Rodoviária do Rio de Janeiro

Na manhã depois do último dia juntamos algumas pessoas que iriam para o Rio e alugamos uma van. Descendo na rodoviária fui comprar a passagem para Paraty, pensando que chegaria lá no final da tarde. Perguntei para um colega do rio se a viagem era de umas 2 horas e ele me respondeu rindo que na verdade eram umas cinco horas, que embora parecesse perto eu só chegaria no final do dia. Embarquei as 14hs para chegar perto das 19hs, em parte do caminho sentei ao lado de um inglês que tinha acabado de chegar ao Brasil e ajudei ele com mais informações sobre nossas terras tupiniquins. Chegando em Paraty tudo o que eu queria era uma praia e um hambúrguer, mas isso fica para o próximo post.

Usina nuclear de Angra dos Reis vista da estrada


sexta-feira, 3 de janeiro de 2014

Planejamento


É um pouco difícil falar desses planos por que na verdade nunca passaram de rascunhos. Parte da emoção está em em não ter rumo muito certo, por isso até agora só defini os contornos da partida.

Tudo começa dia 08/01/2014. Antes de planejar essa viagem já havia agendado um retiro de meditação vipassana para essa época, que depois resolvi emendar com mais alguns destinos até que tudo se tornou uma bola de neve e eu já estava pensando em visitar Machu Picchu. Para quem não conhece meditação vipassana há mais informações aqui. Alguns amigos meus já fizeram esse retiro antes e me recomendaram imensamente, e não pude pensar em uma maneira melhor de deixar tanta coisa para traz e fazer um recomeço, do que sentando em meditação por alguns dias.


Passagem comprada!


Saindo do retiro dia 18/01 planejo ir a Paraty, uma cidade que estou esperando conhecer há muito tempo, depois São Paulo (por questões burocráticas) e enfim Buenos Aires!

Esperava arranjar algum emprego temporário em BA*, mas não consegui nada definido até agora.

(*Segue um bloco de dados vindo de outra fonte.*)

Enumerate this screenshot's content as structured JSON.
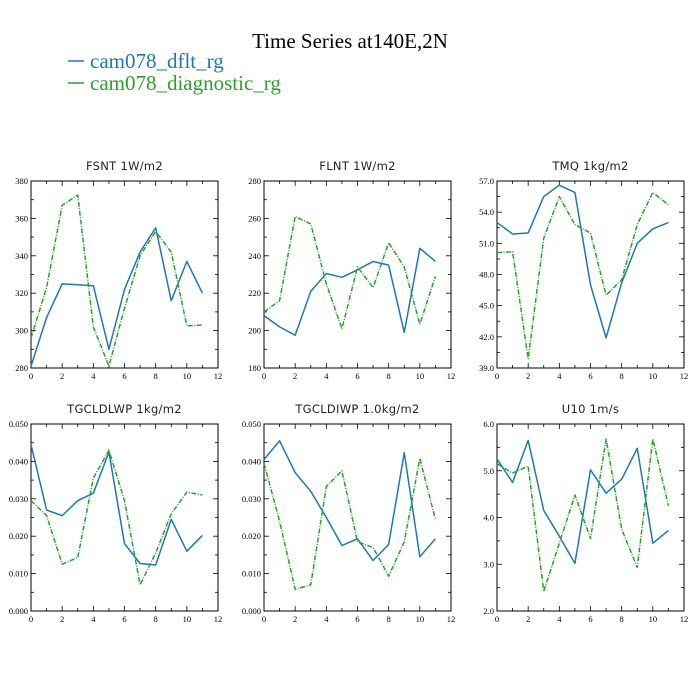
{
  "figure": {
    "title": "Time Series at140E,2N"
  },
  "legend": [
    {
      "name": "cam078_dflt_rg",
      "color": "#1f77b4"
    },
    {
      "name": "cam078_diagnostic_rg",
      "color": "#2ca02c"
    }
  ],
  "chart_data": [
    {
      "type": "line",
      "title": "FSNT   1W/m2",
      "xlim": [
        0,
        12
      ],
      "ylim": [
        280,
        380
      ],
      "xticks": [
        0,
        2,
        4,
        6,
        8,
        10,
        12
      ],
      "xtick_labels": [
        "0",
        "2",
        "4",
        "6",
        "8",
        "10",
        "12"
      ],
      "yticks": [
        280,
        300,
        320,
        340,
        360,
        380
      ],
      "ytick_labels": [
        "280",
        "300",
        "320",
        "340",
        "360",
        "380"
      ],
      "x": [
        0,
        1,
        2,
        3,
        4,
        5,
        6,
        7,
        8,
        9,
        10,
        11
      ],
      "series": [
        {
          "name": "cam078_dflt_rg",
          "color": "#1f77b4",
          "style": "solid",
          "values": [
            281,
            307,
            325,
            324.5,
            324,
            290,
            322,
            342,
            355,
            316,
            337,
            320
          ]
        },
        {
          "name": "cam078_diagnostic_rg",
          "color": "#2ca02c",
          "style": "dashed",
          "values": [
            296,
            323,
            367,
            372.5,
            302,
            281,
            312,
            340,
            353,
            342,
            302.5,
            303
          ]
        }
      ]
    },
    {
      "type": "line",
      "title": "FLNT   1W/m2",
      "xlim": [
        0,
        12
      ],
      "ylim": [
        180,
        280
      ],
      "xticks": [
        0,
        2,
        4,
        6,
        8,
        10,
        12
      ],
      "xtick_labels": [
        "0",
        "2",
        "4",
        "6",
        "8",
        "10",
        "12"
      ],
      "yticks": [
        180,
        200,
        220,
        240,
        260,
        280
      ],
      "ytick_labels": [
        "180",
        "200",
        "220",
        "240",
        "260",
        "280"
      ],
      "x": [
        0,
        1,
        2,
        3,
        4,
        5,
        6,
        7,
        8,
        9,
        10,
        11
      ],
      "series": [
        {
          "name": "cam078_dflt_rg",
          "color": "#1f77b4",
          "style": "solid",
          "values": [
            208,
            202,
            197.5,
            221,
            230.5,
            228.5,
            232.5,
            237,
            235,
            199,
            244,
            237
          ]
        },
        {
          "name": "cam078_diagnostic_rg",
          "color": "#2ca02c",
          "style": "dashed",
          "values": [
            210,
            216,
            261,
            257,
            225,
            201,
            234,
            223,
            247,
            234,
            203.5,
            229
          ]
        }
      ]
    },
    {
      "type": "line",
      "title": "TMQ   1kg/m2",
      "xlim": [
        0,
        12
      ],
      "ylim": [
        39,
        57
      ],
      "xticks": [
        0,
        2,
        4,
        6,
        8,
        10,
        12
      ],
      "xtick_labels": [
        "0",
        "2",
        "4",
        "6",
        "8",
        "10",
        "12"
      ],
      "yticks": [
        39,
        42,
        45,
        48,
        51,
        54,
        57
      ],
      "ytick_labels": [
        "39.0",
        "42.0",
        "45.0",
        "48.0",
        "51.0",
        "54.0",
        "57.0"
      ],
      "x": [
        0,
        1,
        2,
        3,
        4,
        5,
        6,
        7,
        8,
        9,
        10,
        11
      ],
      "series": [
        {
          "name": "cam078_dflt_rg",
          "color": "#1f77b4",
          "style": "solid",
          "values": [
            53,
            51.9,
            52,
            55.5,
            56.6,
            55.9,
            47,
            41.9,
            47.2,
            51,
            52.4,
            53
          ]
        },
        {
          "name": "cam078_diagnostic_rg",
          "color": "#2ca02c",
          "style": "dashed",
          "values": [
            50.1,
            50.2,
            39.9,
            51.5,
            55.5,
            52.8,
            52,
            46,
            47.5,
            52.8,
            55.9,
            54.7
          ]
        }
      ]
    },
    {
      "type": "line",
      "title": "TGCLDLWP   1kg/m2",
      "xlim": [
        0,
        12
      ],
      "ylim": [
        0,
        0.05
      ],
      "xticks": [
        0,
        2,
        4,
        6,
        8,
        10,
        12
      ],
      "xtick_labels": [
        "0",
        "2",
        "4",
        "6",
        "8",
        "10",
        "12"
      ],
      "yticks": [
        0,
        0.01,
        0.02,
        0.03,
        0.04,
        0.05
      ],
      "ytick_labels": [
        "0.000",
        "0.010",
        "0.020",
        "0.030",
        "0.040",
        "0.050"
      ],
      "x": [
        0,
        1,
        2,
        3,
        4,
        5,
        6,
        7,
        8,
        9,
        10,
        11
      ],
      "series": [
        {
          "name": "cam078_dflt_rg",
          "color": "#1f77b4",
          "style": "solid",
          "values": [
            0.0445,
            0.027,
            0.0255,
            0.0295,
            0.0315,
            0.0425,
            0.018,
            0.0127,
            0.0123,
            0.0245,
            0.016,
            0.0202
          ]
        },
        {
          "name": "cam078_diagnostic_rg",
          "color": "#2ca02c",
          "style": "dashed",
          "values": [
            0.0295,
            0.0255,
            0.0125,
            0.0143,
            0.0355,
            0.043,
            0.0295,
            0.007,
            0.0155,
            0.026,
            0.0318,
            0.031
          ]
        }
      ]
    },
    {
      "type": "line",
      "title": "TGCLDIWP   1.0kg/m2",
      "xlim": [
        0,
        12
      ],
      "ylim": [
        0,
        0.05
      ],
      "xticks": [
        0,
        2,
        4,
        6,
        8,
        10,
        12
      ],
      "xtick_labels": [
        "0",
        "2",
        "4",
        "6",
        "8",
        "10",
        "12"
      ],
      "yticks": [
        0,
        0.01,
        0.02,
        0.03,
        0.04,
        0.05
      ],
      "ytick_labels": [
        "0.000",
        "0.010",
        "0.020",
        "0.030",
        "0.040",
        "0.050"
      ],
      "x": [
        0,
        1,
        2,
        3,
        4,
        5,
        6,
        7,
        8,
        9,
        10,
        11
      ],
      "series": [
        {
          "name": "cam078_dflt_rg",
          "color": "#1f77b4",
          "style": "solid",
          "values": [
            0.0405,
            0.0455,
            0.037,
            0.032,
            0.025,
            0.0175,
            0.0193,
            0.0135,
            0.0178,
            0.0423,
            0.0145,
            0.0193
          ]
        },
        {
          "name": "cam078_diagnostic_rg",
          "color": "#2ca02c",
          "style": "dashed",
          "values": [
            0.0395,
            0.024,
            0.0058,
            0.007,
            0.0333,
            0.0375,
            0.0185,
            0.017,
            0.0093,
            0.0185,
            0.0408,
            0.0245
          ]
        }
      ]
    },
    {
      "type": "line",
      "title": "U10   1m/s",
      "xlim": [
        0,
        12
      ],
      "ylim": [
        2,
        6
      ],
      "xticks": [
        0,
        2,
        4,
        6,
        8,
        10,
        12
      ],
      "xtick_labels": [
        "0",
        "2",
        "4",
        "6",
        "8",
        "10",
        "12"
      ],
      "yticks": [
        2,
        3,
        4,
        5,
        6
      ],
      "ytick_labels": [
        "2.0",
        "3.0",
        "4.0",
        "5.0",
        "6.0"
      ],
      "x": [
        0,
        1,
        2,
        3,
        4,
        5,
        6,
        7,
        8,
        9,
        10,
        11
      ],
      "series": [
        {
          "name": "cam078_dflt_rg",
          "color": "#1f77b4",
          "style": "solid",
          "values": [
            5.25,
            4.75,
            5.65,
            4.15,
            3.6,
            3.02,
            5.02,
            4.52,
            4.82,
            5.48,
            3.45,
            3.72
          ]
        },
        {
          "name": "cam078_diagnostic_rg",
          "color": "#2ca02c",
          "style": "dashed",
          "values": [
            5.15,
            4.95,
            5.1,
            2.42,
            3.45,
            4.48,
            3.55,
            5.68,
            3.75,
            2.93,
            5.68,
            4.25
          ]
        }
      ]
    }
  ]
}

De qualquer maneira aproveitarei algum tempo em BA para planejar meu rumo a partir daí, conversar com argentinos e outros turistas pode me dar mais perspectivas de aonde ir. Uma das possibilidades é pegar a famosa 'Rota 40', uma estrada que corta quase toda a extensão da Argentina desde o noroeste até o extremo sul na Terra do Fogo. Há também destinos no Chile e outros países à frente, mas por enquanto vou manter a expectativa.